We asked our respondents’ age. Almost 11% are over 18 and under 25. Almost a quarter are 25-34. 27.77% are 35-44, 22.29% are 45-54, about 10% are 55-64, and 4.29% are over 65. 48.39% identify as cis female and 36.95% as cis male, while .72% stated they are trans women, 3.93% are trans men, 1.43% are agender, and a combined 18% (approximately) identify as nonbinary, gender non-conforming, genderqueer or genderfluid. Also noted: undecided, metagender, intersex, furry, and “Straight but not narrow.”

 Non Monogamy

Finally we asked about sexual orientation: 2.86% are gay, 52.56% heterosexual, 4.41% are lesbian or dyke-identified, 42.79% stated they are bi, pan, or queer, and 1.91% identify as asexual. Of the 3.46% who feel those choices are not sufficient for them, some are still questioning or undecided; a number disclosed they are bicurious or heteroflexible; and a few identify as demisexual. Our favorite: “Lesbian with bisexual hiccups every once in awhile.” 

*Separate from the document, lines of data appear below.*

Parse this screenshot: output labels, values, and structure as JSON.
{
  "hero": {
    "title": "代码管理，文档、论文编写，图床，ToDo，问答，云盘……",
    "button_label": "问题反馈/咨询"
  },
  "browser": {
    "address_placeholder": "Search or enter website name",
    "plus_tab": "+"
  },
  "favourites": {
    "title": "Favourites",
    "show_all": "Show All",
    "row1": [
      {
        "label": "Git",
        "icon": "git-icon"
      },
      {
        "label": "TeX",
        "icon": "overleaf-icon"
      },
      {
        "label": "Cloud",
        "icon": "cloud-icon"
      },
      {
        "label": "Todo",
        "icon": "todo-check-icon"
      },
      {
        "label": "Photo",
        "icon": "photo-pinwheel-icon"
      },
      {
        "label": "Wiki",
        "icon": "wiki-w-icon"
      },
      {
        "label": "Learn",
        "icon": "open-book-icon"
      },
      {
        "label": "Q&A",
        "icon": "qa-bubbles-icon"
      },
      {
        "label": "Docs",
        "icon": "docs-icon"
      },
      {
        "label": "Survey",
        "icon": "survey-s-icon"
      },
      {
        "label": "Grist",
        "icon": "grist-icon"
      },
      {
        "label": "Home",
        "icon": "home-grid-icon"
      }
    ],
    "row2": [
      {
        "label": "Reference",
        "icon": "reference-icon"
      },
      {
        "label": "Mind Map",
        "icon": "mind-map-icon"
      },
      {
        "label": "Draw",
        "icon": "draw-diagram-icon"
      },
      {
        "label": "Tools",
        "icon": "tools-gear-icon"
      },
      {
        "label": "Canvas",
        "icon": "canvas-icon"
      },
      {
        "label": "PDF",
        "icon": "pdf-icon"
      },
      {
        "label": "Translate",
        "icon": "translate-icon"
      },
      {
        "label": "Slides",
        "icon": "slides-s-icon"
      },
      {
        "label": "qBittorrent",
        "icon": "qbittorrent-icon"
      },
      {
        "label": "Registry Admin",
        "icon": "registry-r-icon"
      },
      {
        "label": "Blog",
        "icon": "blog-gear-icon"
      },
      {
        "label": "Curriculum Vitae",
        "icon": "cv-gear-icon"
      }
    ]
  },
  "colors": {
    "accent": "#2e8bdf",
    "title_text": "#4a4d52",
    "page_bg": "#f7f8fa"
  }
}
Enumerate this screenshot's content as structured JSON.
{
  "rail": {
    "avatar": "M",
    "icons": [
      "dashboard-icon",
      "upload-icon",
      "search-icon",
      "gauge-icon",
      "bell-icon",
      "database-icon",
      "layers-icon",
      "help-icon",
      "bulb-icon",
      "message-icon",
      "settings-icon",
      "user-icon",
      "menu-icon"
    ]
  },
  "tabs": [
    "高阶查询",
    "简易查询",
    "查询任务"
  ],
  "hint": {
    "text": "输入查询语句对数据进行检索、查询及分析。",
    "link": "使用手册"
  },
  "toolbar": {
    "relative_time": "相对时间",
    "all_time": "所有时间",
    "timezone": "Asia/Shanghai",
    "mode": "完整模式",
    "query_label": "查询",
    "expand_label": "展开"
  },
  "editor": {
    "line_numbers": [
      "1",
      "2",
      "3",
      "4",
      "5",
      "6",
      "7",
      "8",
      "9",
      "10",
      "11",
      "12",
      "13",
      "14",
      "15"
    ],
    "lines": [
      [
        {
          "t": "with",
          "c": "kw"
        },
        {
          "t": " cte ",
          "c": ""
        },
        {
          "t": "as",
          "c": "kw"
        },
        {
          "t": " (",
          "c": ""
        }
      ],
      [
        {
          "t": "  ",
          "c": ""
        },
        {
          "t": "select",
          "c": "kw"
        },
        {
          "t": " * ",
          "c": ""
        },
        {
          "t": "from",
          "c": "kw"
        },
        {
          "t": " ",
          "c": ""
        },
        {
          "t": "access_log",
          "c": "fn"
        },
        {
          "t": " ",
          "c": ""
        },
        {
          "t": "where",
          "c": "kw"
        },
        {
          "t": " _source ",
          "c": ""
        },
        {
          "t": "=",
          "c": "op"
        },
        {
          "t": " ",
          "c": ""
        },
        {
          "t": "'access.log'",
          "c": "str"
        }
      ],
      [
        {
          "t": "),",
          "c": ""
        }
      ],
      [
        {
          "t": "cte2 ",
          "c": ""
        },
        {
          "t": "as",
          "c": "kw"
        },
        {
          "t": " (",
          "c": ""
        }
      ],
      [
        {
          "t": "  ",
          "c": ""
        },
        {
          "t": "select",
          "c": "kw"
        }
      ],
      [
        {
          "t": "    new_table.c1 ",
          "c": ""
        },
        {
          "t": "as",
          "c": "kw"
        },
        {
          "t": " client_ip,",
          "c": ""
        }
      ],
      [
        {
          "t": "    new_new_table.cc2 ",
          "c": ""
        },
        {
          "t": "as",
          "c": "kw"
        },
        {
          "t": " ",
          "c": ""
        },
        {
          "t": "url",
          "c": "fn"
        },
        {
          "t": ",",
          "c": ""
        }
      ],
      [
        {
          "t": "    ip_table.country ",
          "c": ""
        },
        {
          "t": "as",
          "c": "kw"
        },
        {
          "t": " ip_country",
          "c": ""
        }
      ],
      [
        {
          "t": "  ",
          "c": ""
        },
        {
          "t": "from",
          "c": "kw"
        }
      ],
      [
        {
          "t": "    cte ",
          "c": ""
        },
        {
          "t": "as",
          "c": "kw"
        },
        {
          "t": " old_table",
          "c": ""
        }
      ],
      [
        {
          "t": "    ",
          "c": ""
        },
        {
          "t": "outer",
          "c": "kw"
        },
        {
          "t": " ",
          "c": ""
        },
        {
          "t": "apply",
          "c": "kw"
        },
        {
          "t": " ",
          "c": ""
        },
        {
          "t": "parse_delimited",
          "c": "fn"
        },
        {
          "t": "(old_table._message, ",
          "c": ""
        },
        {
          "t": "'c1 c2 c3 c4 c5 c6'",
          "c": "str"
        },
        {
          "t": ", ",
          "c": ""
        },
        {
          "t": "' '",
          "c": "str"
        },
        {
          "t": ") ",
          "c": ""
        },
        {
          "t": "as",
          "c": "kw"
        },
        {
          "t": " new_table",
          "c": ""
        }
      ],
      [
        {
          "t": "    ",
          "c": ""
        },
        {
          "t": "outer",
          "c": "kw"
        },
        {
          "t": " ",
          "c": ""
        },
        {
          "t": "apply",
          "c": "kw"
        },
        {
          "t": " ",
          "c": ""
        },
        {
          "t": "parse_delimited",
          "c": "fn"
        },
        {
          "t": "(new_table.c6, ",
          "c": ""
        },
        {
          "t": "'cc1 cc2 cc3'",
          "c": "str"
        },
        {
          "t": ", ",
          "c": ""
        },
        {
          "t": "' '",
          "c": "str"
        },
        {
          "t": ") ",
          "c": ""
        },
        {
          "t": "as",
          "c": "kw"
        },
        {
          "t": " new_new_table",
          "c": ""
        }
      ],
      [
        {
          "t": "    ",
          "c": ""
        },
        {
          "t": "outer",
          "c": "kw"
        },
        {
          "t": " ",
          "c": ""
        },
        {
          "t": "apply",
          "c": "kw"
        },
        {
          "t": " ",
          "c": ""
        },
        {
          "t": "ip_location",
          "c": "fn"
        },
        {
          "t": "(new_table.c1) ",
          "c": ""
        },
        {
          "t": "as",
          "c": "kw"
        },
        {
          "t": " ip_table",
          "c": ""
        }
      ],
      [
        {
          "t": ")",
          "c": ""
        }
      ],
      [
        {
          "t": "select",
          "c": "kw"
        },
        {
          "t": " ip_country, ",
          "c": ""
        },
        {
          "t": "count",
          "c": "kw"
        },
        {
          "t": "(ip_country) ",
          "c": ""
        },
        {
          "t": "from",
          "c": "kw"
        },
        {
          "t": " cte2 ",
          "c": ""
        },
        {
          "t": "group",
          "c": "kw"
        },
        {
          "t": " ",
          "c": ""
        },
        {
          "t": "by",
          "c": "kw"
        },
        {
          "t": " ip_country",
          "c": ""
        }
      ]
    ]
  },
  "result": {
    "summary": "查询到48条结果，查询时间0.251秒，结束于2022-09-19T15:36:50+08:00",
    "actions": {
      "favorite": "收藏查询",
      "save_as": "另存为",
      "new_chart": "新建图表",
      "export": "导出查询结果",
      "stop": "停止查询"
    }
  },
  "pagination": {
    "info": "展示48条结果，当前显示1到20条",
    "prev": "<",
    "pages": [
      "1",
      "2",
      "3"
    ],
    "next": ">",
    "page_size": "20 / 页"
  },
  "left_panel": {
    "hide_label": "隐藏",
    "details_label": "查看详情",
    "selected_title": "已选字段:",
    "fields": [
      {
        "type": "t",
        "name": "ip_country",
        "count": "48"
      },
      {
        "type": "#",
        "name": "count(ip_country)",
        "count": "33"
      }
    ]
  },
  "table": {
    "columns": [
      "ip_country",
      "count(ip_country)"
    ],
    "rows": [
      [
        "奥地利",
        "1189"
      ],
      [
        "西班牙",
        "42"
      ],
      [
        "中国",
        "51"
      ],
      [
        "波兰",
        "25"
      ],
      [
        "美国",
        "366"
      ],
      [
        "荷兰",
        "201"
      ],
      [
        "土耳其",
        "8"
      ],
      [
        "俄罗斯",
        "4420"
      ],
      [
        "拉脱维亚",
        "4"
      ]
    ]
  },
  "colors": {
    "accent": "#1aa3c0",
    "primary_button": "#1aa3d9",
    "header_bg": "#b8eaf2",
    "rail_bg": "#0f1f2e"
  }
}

While not everyone is seeking to open up relationships, or even grappling with the issue like Jada and Will Smith (or, for that matter, like the Falwells), it seems clear from our survey results that non-monogamy is alive, often well, in many cases mindful and careful, and hard or uninteresting for others to navigate. In short—as in other things having to do with sexuality, people are diverse in their desires and experiences!